The issue has become a focus for the market after a sharp rally in Korean stocks lifted the value of the fund’s domestic equity holdings, raising speculation that the NPS may need to reduce exposure to bring its portfolio closer to target levels.

Some market estimates had suggested the fund could sell tens of trillions of won worth of domestic shares, turning pension fund flows into one of the biggest variables for Korean equities in the second half of the year.

The rebalancing in question follows a January decision by the National Pension Fund Management Committee to temporarily delay domestic equity rebalancing, citing high market volatility.

In May, the committee raised this year’s target allocation for domestic stocks to 20.8 percent from 14.9 percent. It also adjusted related rules to reduce market impact, including by widening the strategic asset allocation band and lowering the maximum daily rebalancing amount.

Kim said the May changes were designed to ensure that rebalancing would be carried out gradually over an extended period, rather than through a large short-term sale.

Closing market data also showed little sign of an institution-led selling wave on the first day after the waiver expired.

On the KOSPI, institutional investors as a group sold a net 70.5 billion won, far smaller than the 1.7029 trillion won sold by foreign investors.

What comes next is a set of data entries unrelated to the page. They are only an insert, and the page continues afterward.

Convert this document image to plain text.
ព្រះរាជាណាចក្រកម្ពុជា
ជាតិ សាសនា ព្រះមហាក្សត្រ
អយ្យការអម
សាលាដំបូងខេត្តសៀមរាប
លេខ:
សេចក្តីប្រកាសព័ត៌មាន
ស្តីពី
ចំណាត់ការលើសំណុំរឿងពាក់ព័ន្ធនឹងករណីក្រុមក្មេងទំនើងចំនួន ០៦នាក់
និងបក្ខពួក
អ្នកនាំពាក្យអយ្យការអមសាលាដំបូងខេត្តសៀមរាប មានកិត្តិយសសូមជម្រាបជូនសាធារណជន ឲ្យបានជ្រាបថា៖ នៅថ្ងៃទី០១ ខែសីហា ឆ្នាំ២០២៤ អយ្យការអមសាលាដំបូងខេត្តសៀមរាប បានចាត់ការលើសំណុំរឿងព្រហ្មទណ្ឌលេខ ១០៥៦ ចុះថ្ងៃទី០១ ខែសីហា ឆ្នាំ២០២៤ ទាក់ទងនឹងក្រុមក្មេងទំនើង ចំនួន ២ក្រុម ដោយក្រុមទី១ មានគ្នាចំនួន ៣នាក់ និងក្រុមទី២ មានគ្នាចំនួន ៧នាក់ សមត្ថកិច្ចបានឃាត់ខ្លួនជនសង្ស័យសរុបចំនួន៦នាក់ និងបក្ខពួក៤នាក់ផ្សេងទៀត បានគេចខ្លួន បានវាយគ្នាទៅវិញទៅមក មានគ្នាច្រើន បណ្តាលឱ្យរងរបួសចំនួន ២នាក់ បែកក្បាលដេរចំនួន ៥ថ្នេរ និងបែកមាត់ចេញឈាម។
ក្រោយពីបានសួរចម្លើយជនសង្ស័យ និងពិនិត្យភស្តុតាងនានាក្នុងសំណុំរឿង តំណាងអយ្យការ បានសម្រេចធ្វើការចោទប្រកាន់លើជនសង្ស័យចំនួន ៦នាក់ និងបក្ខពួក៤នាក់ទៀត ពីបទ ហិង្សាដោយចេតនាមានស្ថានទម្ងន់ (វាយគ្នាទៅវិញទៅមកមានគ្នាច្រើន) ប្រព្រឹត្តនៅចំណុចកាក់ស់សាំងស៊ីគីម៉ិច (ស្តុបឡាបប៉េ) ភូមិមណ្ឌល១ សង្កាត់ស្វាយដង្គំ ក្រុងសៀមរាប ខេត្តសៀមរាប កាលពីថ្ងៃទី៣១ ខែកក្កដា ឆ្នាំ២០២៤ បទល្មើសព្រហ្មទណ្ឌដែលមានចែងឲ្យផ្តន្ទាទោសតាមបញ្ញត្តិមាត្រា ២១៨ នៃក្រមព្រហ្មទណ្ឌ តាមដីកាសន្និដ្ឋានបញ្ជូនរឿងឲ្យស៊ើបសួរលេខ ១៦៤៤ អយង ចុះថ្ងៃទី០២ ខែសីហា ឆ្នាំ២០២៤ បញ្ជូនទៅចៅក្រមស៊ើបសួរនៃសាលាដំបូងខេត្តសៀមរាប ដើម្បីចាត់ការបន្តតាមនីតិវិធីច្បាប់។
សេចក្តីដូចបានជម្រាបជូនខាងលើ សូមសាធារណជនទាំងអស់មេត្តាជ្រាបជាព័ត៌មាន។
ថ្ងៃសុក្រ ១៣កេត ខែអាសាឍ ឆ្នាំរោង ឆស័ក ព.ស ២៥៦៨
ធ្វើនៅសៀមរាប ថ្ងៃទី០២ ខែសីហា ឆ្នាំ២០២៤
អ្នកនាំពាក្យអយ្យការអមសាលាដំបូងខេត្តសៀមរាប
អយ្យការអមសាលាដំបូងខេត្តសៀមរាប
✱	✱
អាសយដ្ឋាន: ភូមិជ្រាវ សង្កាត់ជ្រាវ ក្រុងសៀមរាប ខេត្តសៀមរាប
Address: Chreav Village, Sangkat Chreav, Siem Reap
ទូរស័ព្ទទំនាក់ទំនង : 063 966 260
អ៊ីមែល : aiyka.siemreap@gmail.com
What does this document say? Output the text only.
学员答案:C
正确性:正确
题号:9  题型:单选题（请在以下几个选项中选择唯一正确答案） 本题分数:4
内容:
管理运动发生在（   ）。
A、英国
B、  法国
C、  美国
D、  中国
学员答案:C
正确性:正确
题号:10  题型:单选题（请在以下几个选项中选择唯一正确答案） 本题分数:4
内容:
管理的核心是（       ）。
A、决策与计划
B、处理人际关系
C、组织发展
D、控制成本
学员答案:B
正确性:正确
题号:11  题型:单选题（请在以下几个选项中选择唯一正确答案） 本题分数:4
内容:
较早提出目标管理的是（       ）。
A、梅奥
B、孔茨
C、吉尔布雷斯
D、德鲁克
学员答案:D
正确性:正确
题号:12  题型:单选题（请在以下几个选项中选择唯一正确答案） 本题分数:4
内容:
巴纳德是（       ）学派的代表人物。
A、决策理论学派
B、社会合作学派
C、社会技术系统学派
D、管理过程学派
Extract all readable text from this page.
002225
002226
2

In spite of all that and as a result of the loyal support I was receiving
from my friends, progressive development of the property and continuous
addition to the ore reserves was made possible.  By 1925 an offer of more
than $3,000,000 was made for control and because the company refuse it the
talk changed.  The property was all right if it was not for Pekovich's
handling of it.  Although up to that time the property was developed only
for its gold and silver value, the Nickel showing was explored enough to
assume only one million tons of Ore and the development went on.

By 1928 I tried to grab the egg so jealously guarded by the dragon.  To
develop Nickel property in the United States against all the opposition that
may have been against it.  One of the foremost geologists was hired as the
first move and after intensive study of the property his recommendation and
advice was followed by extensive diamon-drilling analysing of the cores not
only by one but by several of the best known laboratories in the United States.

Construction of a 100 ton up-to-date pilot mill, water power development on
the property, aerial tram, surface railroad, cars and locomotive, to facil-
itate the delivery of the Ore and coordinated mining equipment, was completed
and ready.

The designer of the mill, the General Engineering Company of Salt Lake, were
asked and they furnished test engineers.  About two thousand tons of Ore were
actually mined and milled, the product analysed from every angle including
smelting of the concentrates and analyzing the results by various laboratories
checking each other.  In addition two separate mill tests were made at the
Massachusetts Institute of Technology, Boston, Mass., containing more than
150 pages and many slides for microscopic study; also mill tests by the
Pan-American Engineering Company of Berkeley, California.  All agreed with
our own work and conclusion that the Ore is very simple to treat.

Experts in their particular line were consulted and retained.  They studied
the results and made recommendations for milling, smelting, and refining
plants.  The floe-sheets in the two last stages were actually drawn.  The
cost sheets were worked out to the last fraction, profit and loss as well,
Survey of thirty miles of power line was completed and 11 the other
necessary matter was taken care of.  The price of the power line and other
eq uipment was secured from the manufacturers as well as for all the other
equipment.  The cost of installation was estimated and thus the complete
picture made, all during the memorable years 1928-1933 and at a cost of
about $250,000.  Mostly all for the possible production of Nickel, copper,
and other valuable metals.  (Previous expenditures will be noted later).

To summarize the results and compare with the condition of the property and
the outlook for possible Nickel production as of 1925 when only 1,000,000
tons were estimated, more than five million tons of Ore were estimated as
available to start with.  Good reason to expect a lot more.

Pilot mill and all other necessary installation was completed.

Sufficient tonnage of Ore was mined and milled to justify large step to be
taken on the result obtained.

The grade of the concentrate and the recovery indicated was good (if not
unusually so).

Retail investors bought a net 1.7397 trillion won.

The investor data, however, cover institutions as a whole and do not separately identify trading by the NPS.

Kim described rebalancing as a process of adjustment, not abrupt liquidation. He said a portfolio that tilts too far in one direction must be brought back into balance carefully and gradually.

The NPS does not decide whether to rebalance based simply on the level of the KOSPI, Kim said. The fund also considers returns on other assets, including bonds and alternatives, as well as stock volatility, interest rates and exchange rates.

He said the fund could not disclose the details of its rebalancing strategy because doing so could allow market participants to take advantage of its trading plans.

Kim also stressed that the NPS is not an institution that sells immediately when stocks rise or buys immediately when they fall.

“The mission of the National Pension Service is to work for the benefit and retirement security of the people as a universal owner that grows together with Korea’s economy, industries and companies,” he said.

He urged the public not to be swayed by what he called fearmongering over a “selling bomb” or by reports that amplify market anxiety for clicks.